Nous étions alors en l’an 2000 globalement excités par les promesses d’un nouveau millénaire naissant. Un économiste du Pérou, Hernando de Soto, publia la même année un essai troublant: Le Mystère du capital, avec ce dérangeant sous-titre: Pourquoi le capitalisme triomphe à l’Ouest et échoue partout ailleurs. Son constat mettait en lumière un véritable problème, mais la technologie n’offrait malheureusement pas encore un moyen réaliste d’y remédier efficacement. Vingt ans plus tard, les années 2020 qui se pointent avec l’Internet sa technologie de la blockchain offrent enfin une option afin de solutionner le défi de ce qu’il appelait le « capital mort ». Des millions de gens pourraient trouver là un outil pour sortir de la pauvreté.
Le « capital mort », c’est tout ce que des gens possèdent sans pouvoir le prouver. Ce qui est le cas de bien des gens dans les pays les plus pauvres de la planète, souffrant de l’absence de systèmes fiables garantissant les droits de propriété. En 2000, l’économiste de Soto évaluait le montant total de ce « capital mort » à 9 300 milliards $US. Ainsi pénalisées, ces populations sont pourtant en possession de fait d’une maison, d’un terrain, d’un troupeau, etc. Mais n’ayant, pour aucun de ces actifs, les titres de propriété, ils se trouvent dans l’impossibilité d’officiellement les vendre ou de transmettre tout ou partie de ces biens, de les louer ou de les faire fructifier facilement. Ce qui justifie le qualificatif de capital « mort ». Ces gens sont donc pénalisés à rester hors du vaste marché capitaliste, sans pouvoir profiter de sa croissance.
Récemment, la blockchain a remis cette théorie sur le devant de la scène. Voilà une solution simple et peu coûteuse pour résoudre le problème. Et au moins trois pays déjà voient des innovateurs utiliser la blockchain pour enregistrer des titres de propriété immobilière en s’inspirant directement des idées de l’économiste péruvien.
Au Ghana, c’est l’ONG Bitland, lancée en 2014, qui applique l’idée.

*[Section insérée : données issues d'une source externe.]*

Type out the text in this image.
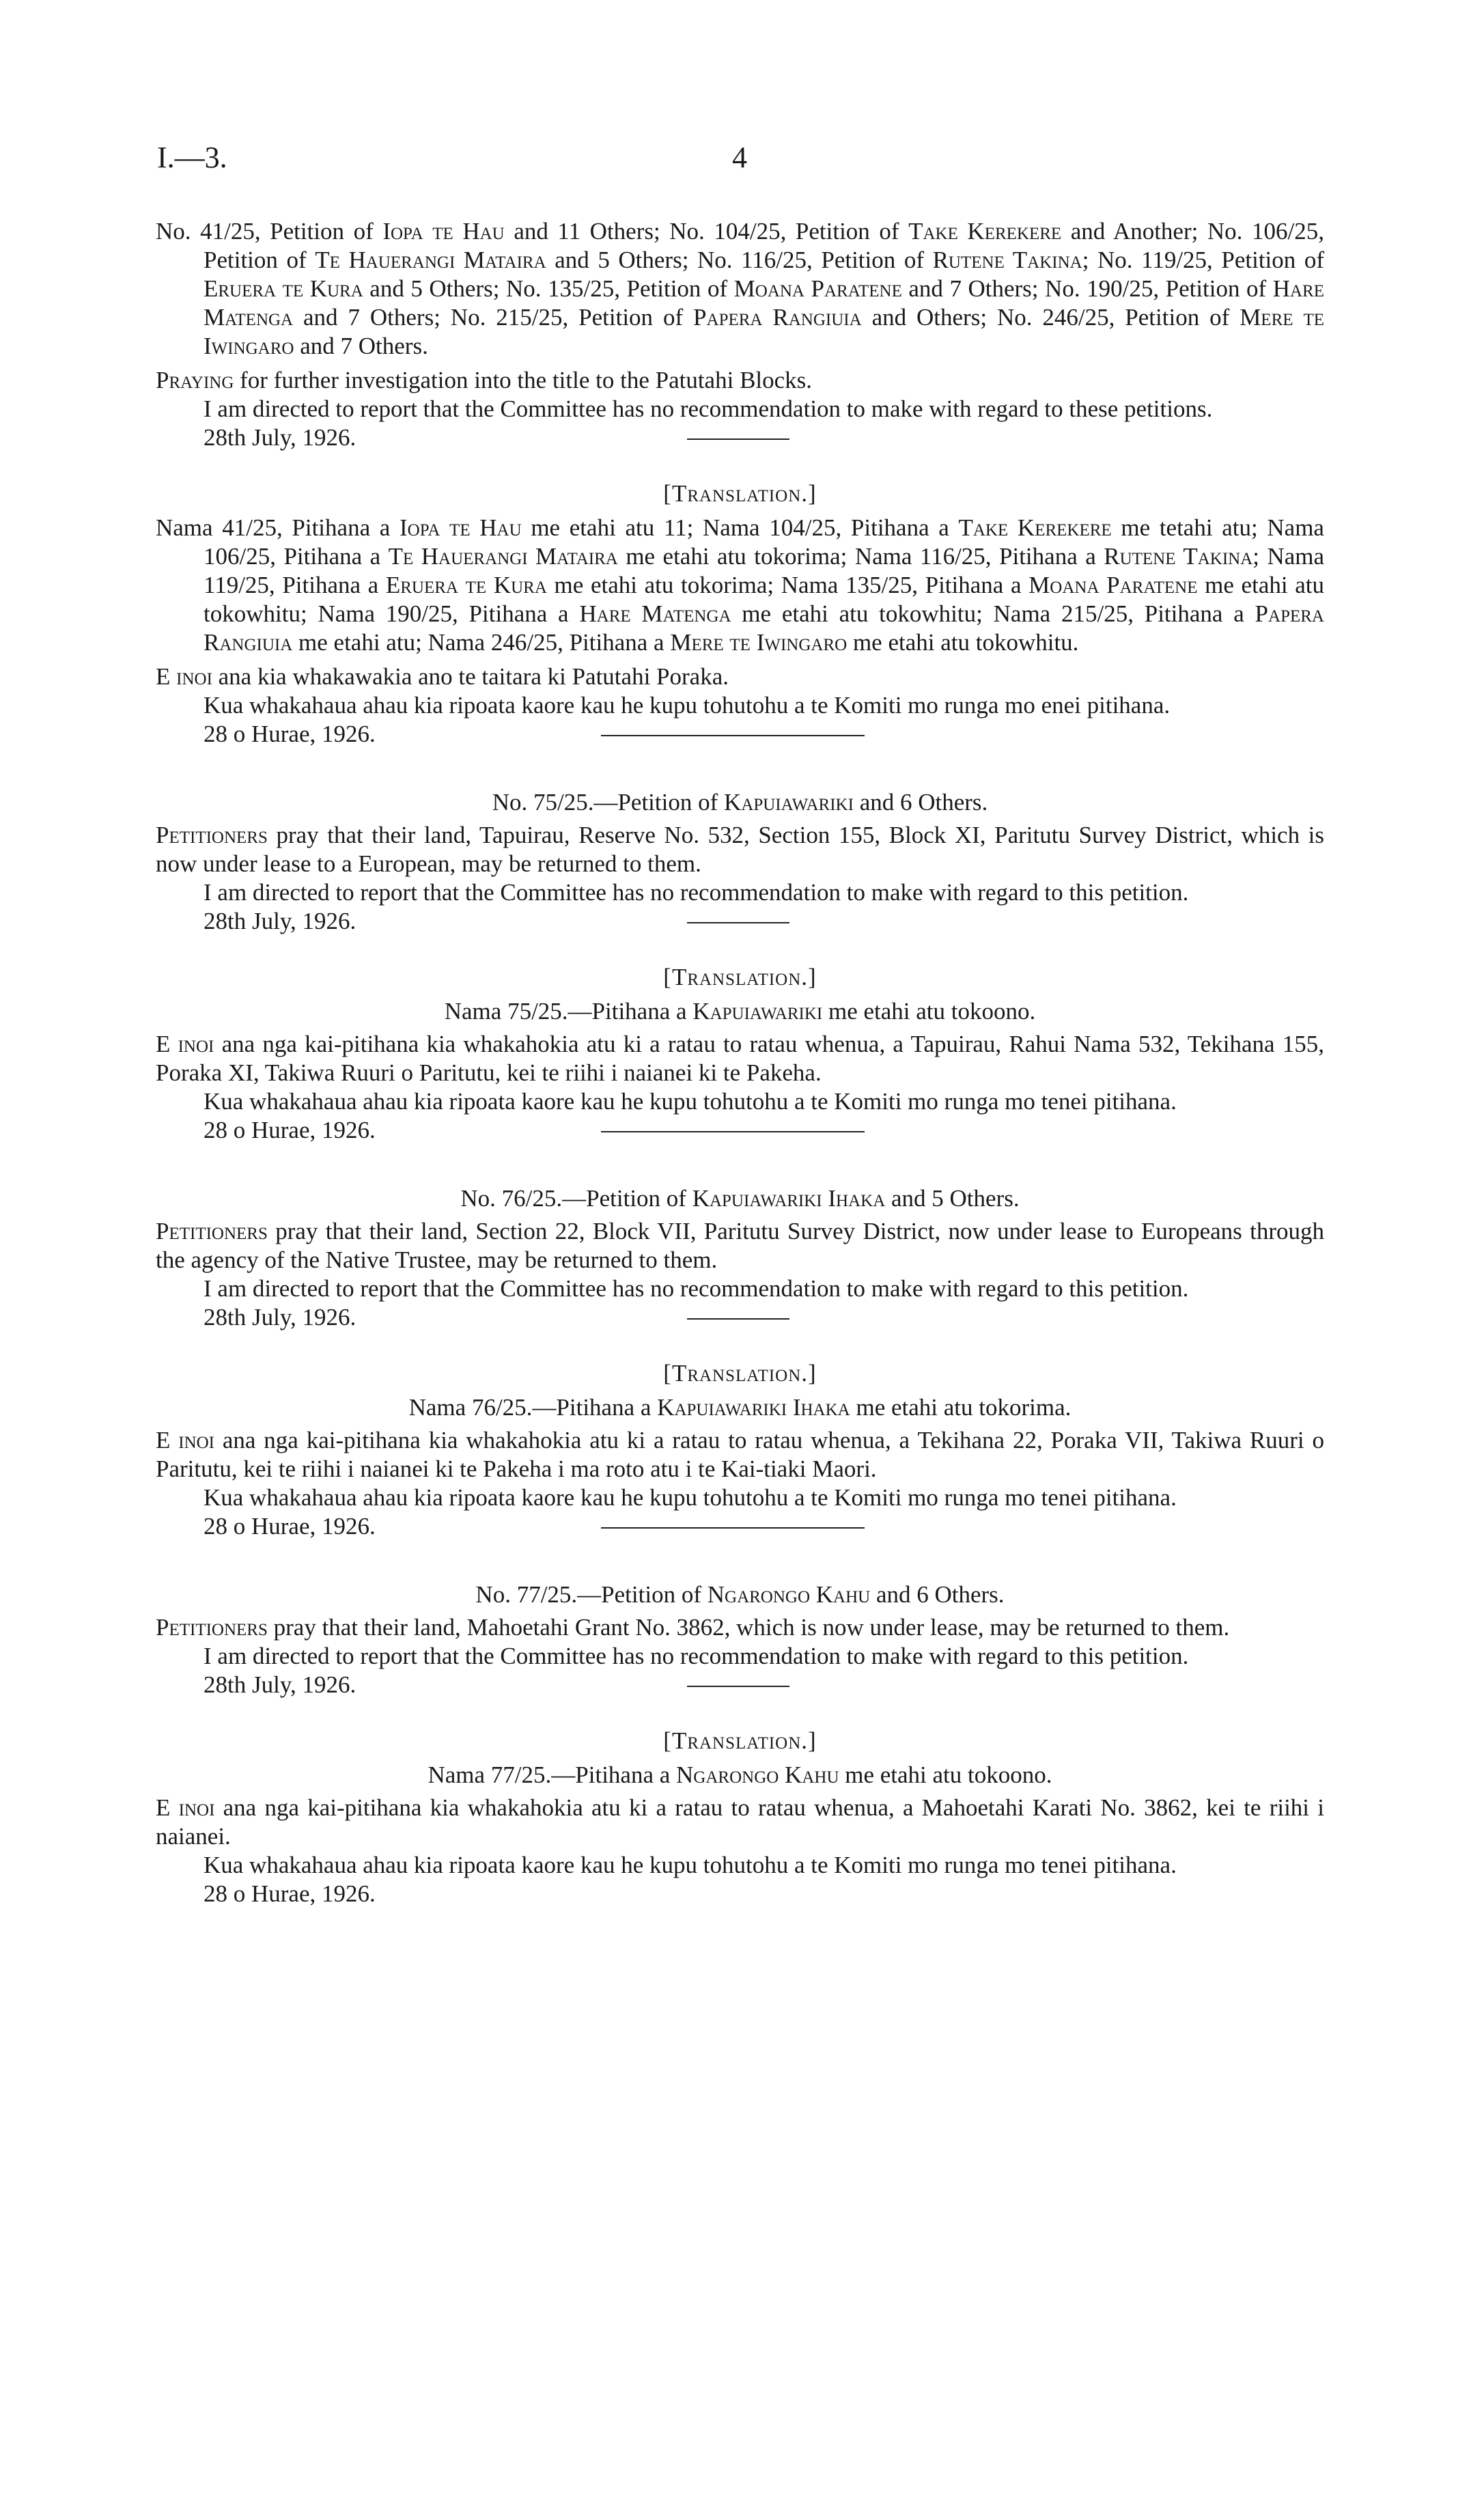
I.—3.	4

No. 41/25, Petition of Iopa te Hau and 11 Others; No. 104/25, Petition of Take Kerekere and Another; No. 106/25, Petition of Te Hauerangi Mataira and 5 Others; No. 116/25, Petition of Rutene Takina; No. 119/25, Petition of Eruera te Kura and 5 Others; No. 135/25, Petition of Moana Paratene and 7 Others; No. 190/25, Petition of Hare Matenga and 7 Others; No. 215/25, Petition of Papera Rangiuia and Others; No. 246/25, Petition of Mere te Iwingaro and 7 Others.

Praying for further investigation into the title to the Patutahi Blocks.

I am directed to report that the Committee has no recommendation to make with regard to these petitions.

28th July, 1926.

[Translation.]

Nama 41/25, Pitihana a Iopa te Hau me etahi atu 11; Nama 104/25, Pitihana a Take Kerekere me tetahi atu; Nama 106/25, Pitihana a Te Hauerangi Mataira me etahi atu tokorima; Nama 116/25, Pitihana a Rutene Takina; Nama 119/25, Pitihana a Eruera te Kura me etahi atu tokorima; Nama 135/25, Pitihana a Moana Paratene me etahi atu tokowhitu; Nama 190/25, Pitihana a Hare Matenga me etahi atu tokowhitu; Nama 215/25, Pitihana a Papera Rangiuia me etahi atu; Nama 246/25, Pitihana a Mere te Iwingaro me etahi atu tokowhitu.

E inoi ana kia whakawakia ano te taitara ki Patutahi Poraka.

Kua whakahaua ahau kia ripoata kaore kau he kupu tohutohu a te Komiti mo runga mo enei pitihana.

28 o Hurae, 1926.

No. 75/25.—Petition of Kapuiawariki and 6 Others.

Petitioners pray that their land, Tapuirau, Reserve No. 532, Section 155, Block XI, Paritutu Survey District, which is now under lease to a European, may be returned to them.

I am directed to report that the Committee has no recommendation to make with regard to this petition.

28th July, 1926.

[Translation.]

Nama 75/25.—Pitihana a Kapuiawariki me etahi atu tokoono.

E inoi ana nga kai-pitihana kia whakahokia atu ki a ratau to ratau whenua, a Tapuirau, Rahui Nama 532, Tekihana 155, Poraka XI, Takiwa Ruuri o Paritutu, kei te riihi i naianei ki te Pakeha.

Kua whakahaua ahau kia ripoata kaore kau he kupu tohutohu a te Komiti mo runga mo tenei pitihana.

28 o Hurae, 1926.

No. 76/25.—Petition of Kapuiawariki Ihaka and 5 Others.

Petitioners pray that their land, Section 22, Block VII, Paritutu Survey District, now under lease to Europeans through the agency of the Native Trustee, may be returned to them.

I am directed to report that the Committee has no recommendation to make with regard to this petition.

28th July, 1926.

[Translation.]

Nama 76/25.—Pitihana a Kapuiawariki Ihaka me etahi atu tokorima.

E inoi ana nga kai-pitihana kia whakahokia atu ki a ratau to ratau whenua, a Tekihana 22, Poraka VII, Takiwa Ruuri o Paritutu, kei te riihi i naianei ki te Pakeha i ma roto atu i te Kai-tiaki Maori.

Kua whakahaua ahau kia ripoata kaore kau he kupu tohutohu a te Komiti mo runga mo tenei pitihana.

28 o Hurae, 1926.

No. 77/25.—Petition of Ngarongo Kahu and 6 Others.

Petitioners pray that their land, Mahoetahi Grant No. 3862, which is now under lease, may be returned to them.

I am directed to report that the Committee has no recommendation to make with regard to this petition.

28th July, 1926.

[Translation.]

Nama 77/25.—Pitihana a Ngarongo Kahu me etahi atu tokoono.

E inoi ana nga kai-pitihana kia whakahokia atu ki a ratau to ratau whenua, a Mahoetahi Karati No. 3862, kei te riihi i naianei.

Kua whakahaua ahau kia ripoata kaore kau he kupu tohutohu a te Komiti mo runga mo tenei pitihana.

28 o Hurae, 1926.
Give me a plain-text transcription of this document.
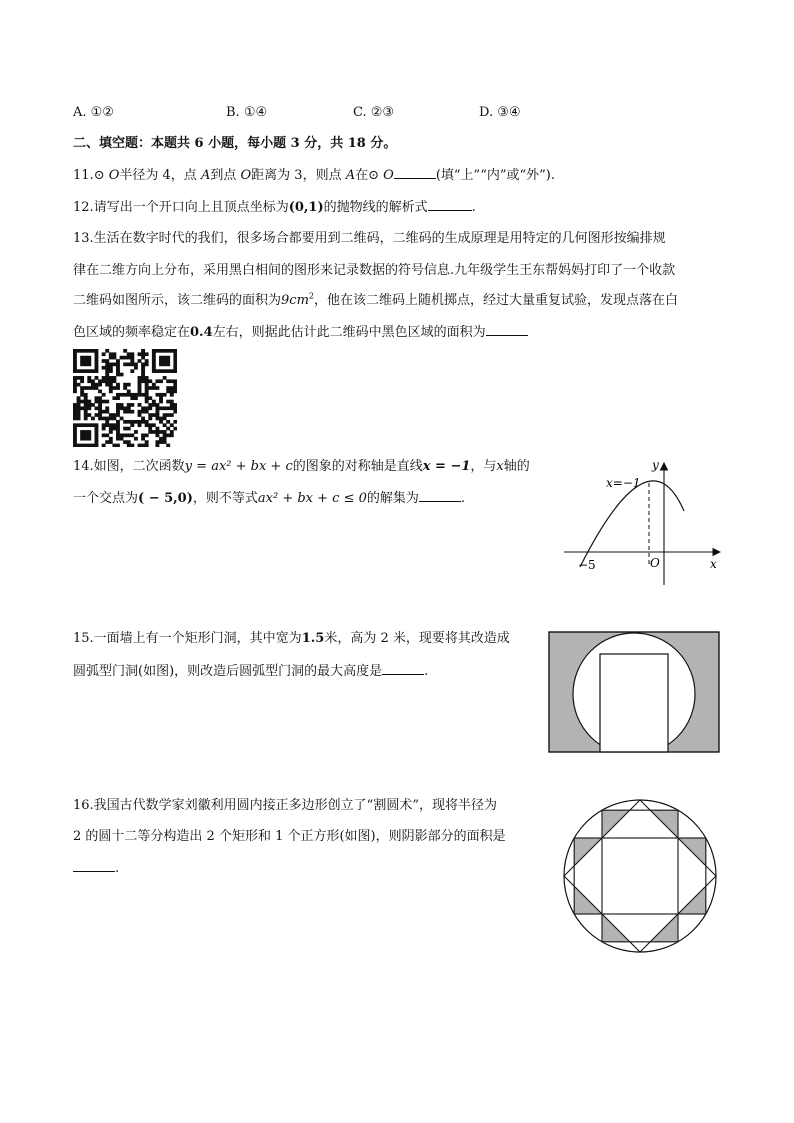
A. ①②	B. ①④	C. ②③	D. ③④
二、填空题：本题共 6 小题，每小题 3 分，共 18 分。
11.⊙ O半径为 4，点 A到点 O距离为 3，则点 A在⊙ O	(填“上”“内”或“外”).
12.请写出一个开口向上且顶点坐标为(0,1)的抛物线的解析式	.
13.生活在数字时代的我们，很多场合都要用到二维码，二维码的生成原理是用特定的几何图形按编排规
律在二维方向上分布，采用黑白相间的图形来记录数据的符号信息.九年级学生王东帮妈妈打印了一个收款
二维码如图所示，该二维码的面积为$9cm^2$，他在该二维码上随机掷点，经过大量重复试验，发现点落在白
色区域的频率稳定在0.4左右，则据此估计此二维码中黑色区域的面积为
14.如图，二次函数y = ax² + bx + c的图象的对称轴是直线x = −1，与x轴的
一个交点为( − 5,0)，则不等式ax² + bx + c ≤ 0的解集为	.
y
x
O
−5
x=−1
15.一面墙上有一个矩形门洞，其中宽为1.5米，高为 2 米，现要将其改造成
圆弧型门洞(如图)，则改造后圆弧型门洞的最大高度是	.
16.我国古代数学家刘徽利用圆内接正多边形创立了“割圆术”，现将半径为
2 的圆十二等分构造出 2 个矩形和 1 个正方形(如图)，则阴影部分的面积是
.
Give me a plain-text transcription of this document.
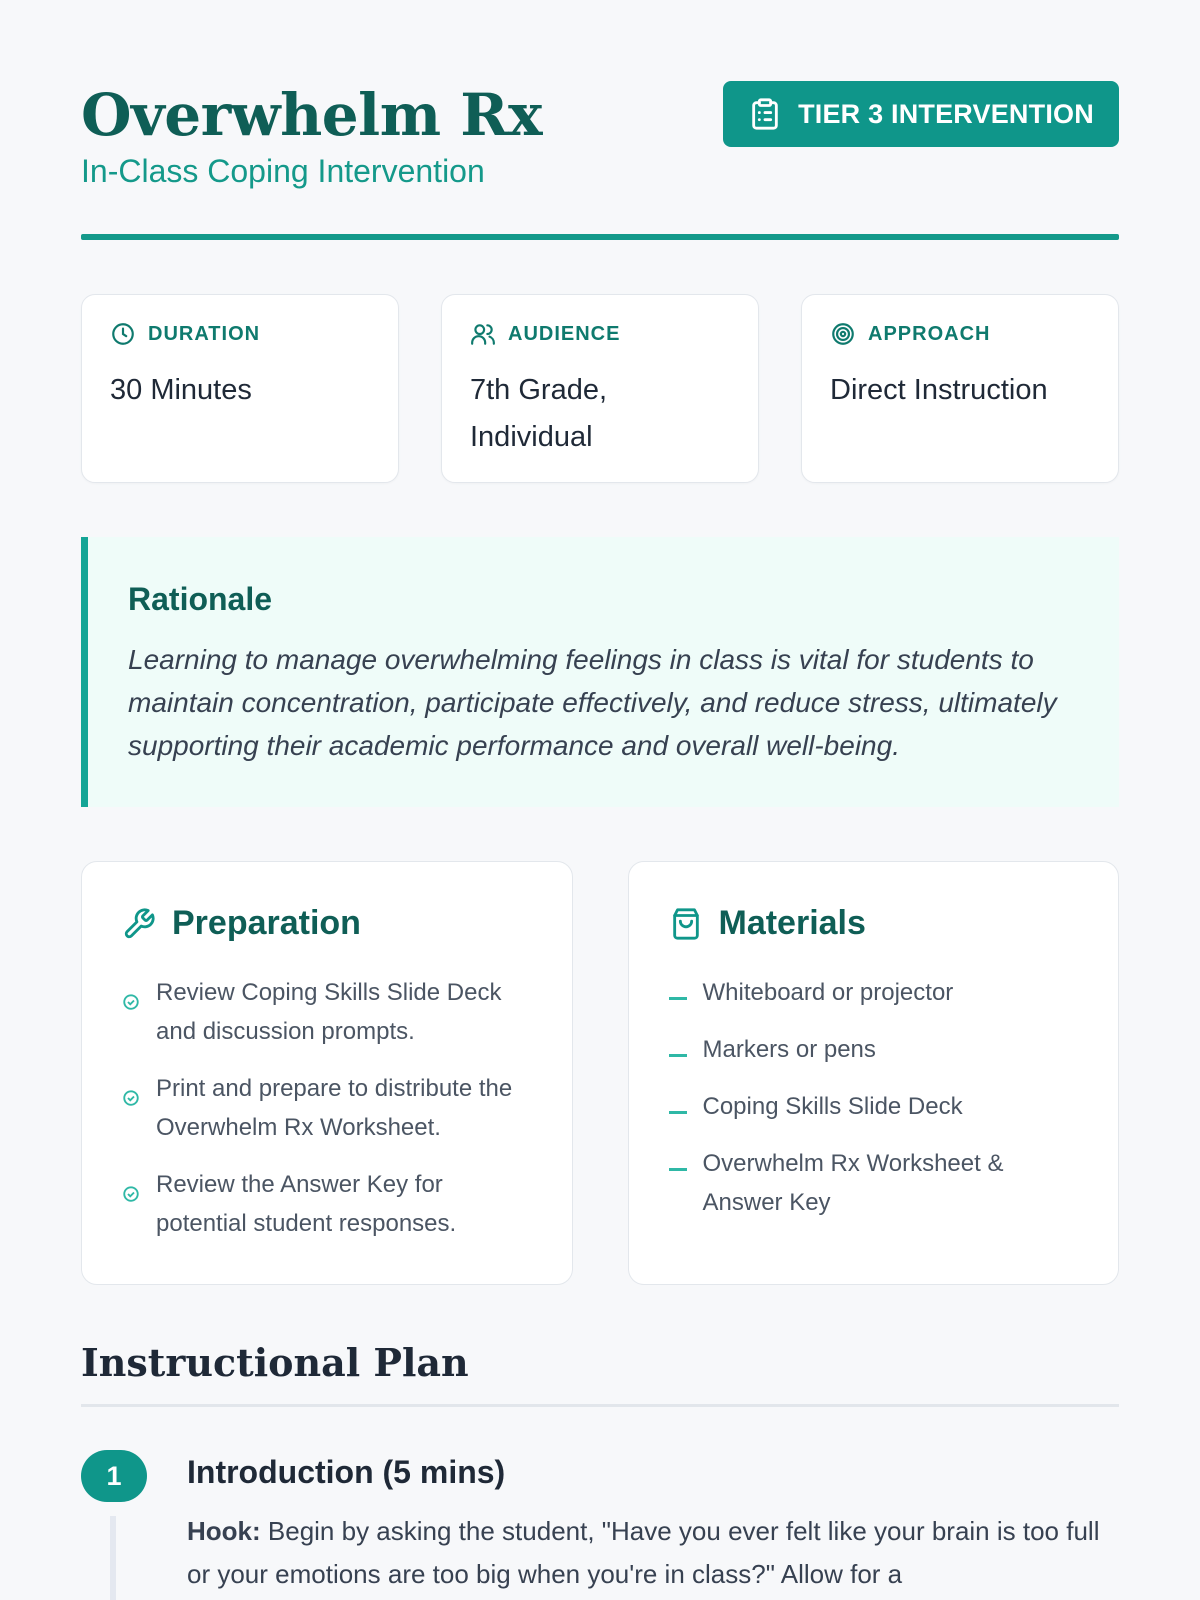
Overwhelm Rx
In-Class Coping Intervention
TIER 3 INTERVENTION
DURATION
30 Minutes
AUDIENCE
7th Grade, Individual
APPROACH
Direct Instruction
Rationale

Learning to manage overwhelming feelings in class is vital for students to maintain concentration, participate effectively, and reduce stress, ultimately supporting their academic performance and overall well-being.

Preparation
Review Coping Skills Slide Deck and discussion prompts.
Print and prepare to distribute the Overwhelm Rx Worksheet.
Review the Answer Key for potential student responses.
Materials
Whiteboard or projector
Markers or pens
Coping Skills Slide Deck
Overwhelm Rx Worksheet & Answer Key
Instructional Plan
1	Introduction (5 mins)
Hook: Begin by asking the student, "Have you ever felt like your brain is too full or your emotions are too big when you're in class?" Allow for a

La blockchain Bitcoin y est utilisée depuis octobre 2016 pour offrir le service de cadastre via un bureau couvrant 28 communautés locales de la métropole de Kumasi, en collaboration avec le gouvernement. Et après ce premier projet-pilote au Ghana, Bitland visait ensuite le Nigeria pour y ouvrir un centre à Lagos dès 2017.
Au Honduras, c’est une entreprise du Texas, Factom, qui opère pareillement depuis 2015.
Et en avril 2016, Hernando de Soto lui-même annonçait un partenariat entre le ministère de la Justice de la Georgie et BitFury, une société technologique californienne chargée de concevoir et piloter un tel programme avec la blockchain. Blockchain qui, incidemment, sera utilisée comme un service de notaire, mais presque gratuitement.
« L’enregistrement d’un acte de vente d’un bien immobilier peut se faire à distance, avec un smartphone, pour un coût de transaction de 0,05 à 0,1 $ seulement« , avançait Valery Vavilov, le président de BitFury, en interview avec le magazine Forbes.
Un coût de 0,05 $ c’est mille, voire 5 000 fois moins que les frais habituels d’un notaire. Oui, la lutte au « capital mort » grâce à la blockchain pourrait bien signer la mort de cette profession séculaire!
Mais le rêve d’Hernando de Soto devient réalité: offrir des opportunités économiques à tous, même les plus pauvres du monde capitaliste.